Our desire for justice is rooted in the illusion that we can create a safe society. Sadly, the world will never be safe as long as it is inhabited by broken, confused, conflicted, complex human beings. We will always hurt one another, let one another down. That is what we do, all of us, to greater and lesser degrees.

The apostle Paul was not engaging in idle rhetoric when he wrote,

all have sinned and fall short of the glory of God. (Romans 3:23)

The one thing that unites all human beings is that we  all in some way and to some degree betray the highest ideals we hold as members of the human community.

Someone must break the cycle violence. Retribution, vengeance, getting-even, only perpetuate the endless litany of pain that afflicts the world when no one is willing to step aside for a moment from the quid pro quo operating system that attempts to balance human actions by balancing the scales of “justice.”

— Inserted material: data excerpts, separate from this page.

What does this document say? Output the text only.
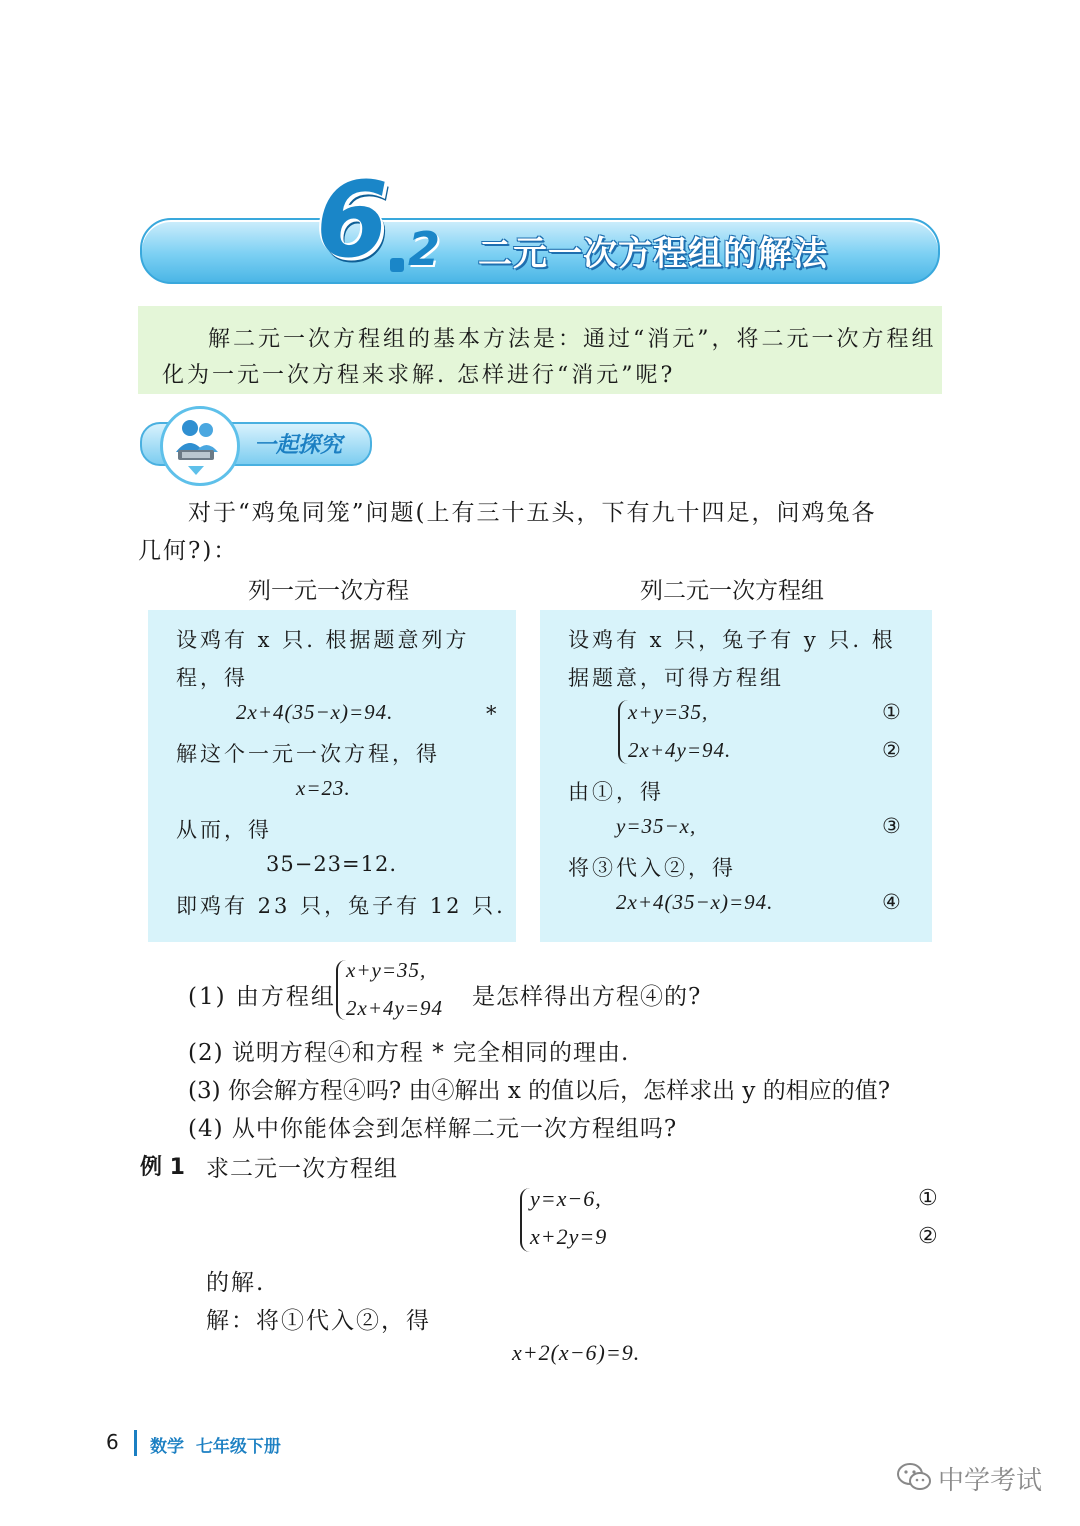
6 2 二元一次方程组的解法
解二元一次方程组的基本方法是：通过“消元”，将二元一次方程组
化为一元一次方程来求解. 怎样进行“消元”呢?
一起探究
对于“鸡兔同笼”问题(上有三十五头，下有九十四足，问鸡兔各
几何?)：
列一元一次方程	列二元一次方程组
设鸡有 x 只. 根据题意列方
程，得
2x+4(35−x)=94.	*
解这个一元一次方程，得
x=23.
从而，得
35−23=12.
即鸡有 23 只，兔子有 12 只.
设鸡有 x 只，兔子有 y 只. 根
据题意，可得方程组
x+y=35,	①
2x+4y=94.	②
由①，得
y=35−x,	③
将③代入②，得
2x+4(35−x)=94.	④
(1) 由方程组
x+y=35,
2x+4y=94 是怎样得出方程④的?
(2) 说明方程④和方程 * 完全相同的理由.
(3) 你会解方程④吗? 由④解出 x 的值以后，怎样求出 y 的相应的值?
(4) 从中你能体会到怎样解二元一次方程组吗?
例 1 求二元一次方程组
y=x−6,
x+2y=9
①
②
的解.
解：将①代入②，得
x+2(x−6)=9.
6 数学  七年级下册
中学考试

Jesus swept aside the whole idea of quid pro quo justice saying,

You have heard that it was said, “An eye for an eye and a tooth for a tooth.” But I say to you, Do not resist an evildoer. (Matthew 5:38,39)

To forgive is not to deny wrong may have been done. Forgiveness does not turn a blind eye to the pain caused by human actions and attitudes. But, forgiveness refuses to be defined by the wrongs I have done or the wrongs that have been done to me.

When I forgive, I assert the truest freedom and greatest dignity of what it means to be human. To forgive is to affirm a deeper reality than the grievous brokenness that afflicts so much of the surface of the human condition. Forgiveness is the power that collapses the deadly dualism that divides the world into “good” and “evil” in which I seek to locate myself on the “good” side and those who hurt me on the “evil” side. Forgiveness is the only way out of the destructive blaming that holds the world in such a stalemate of violence.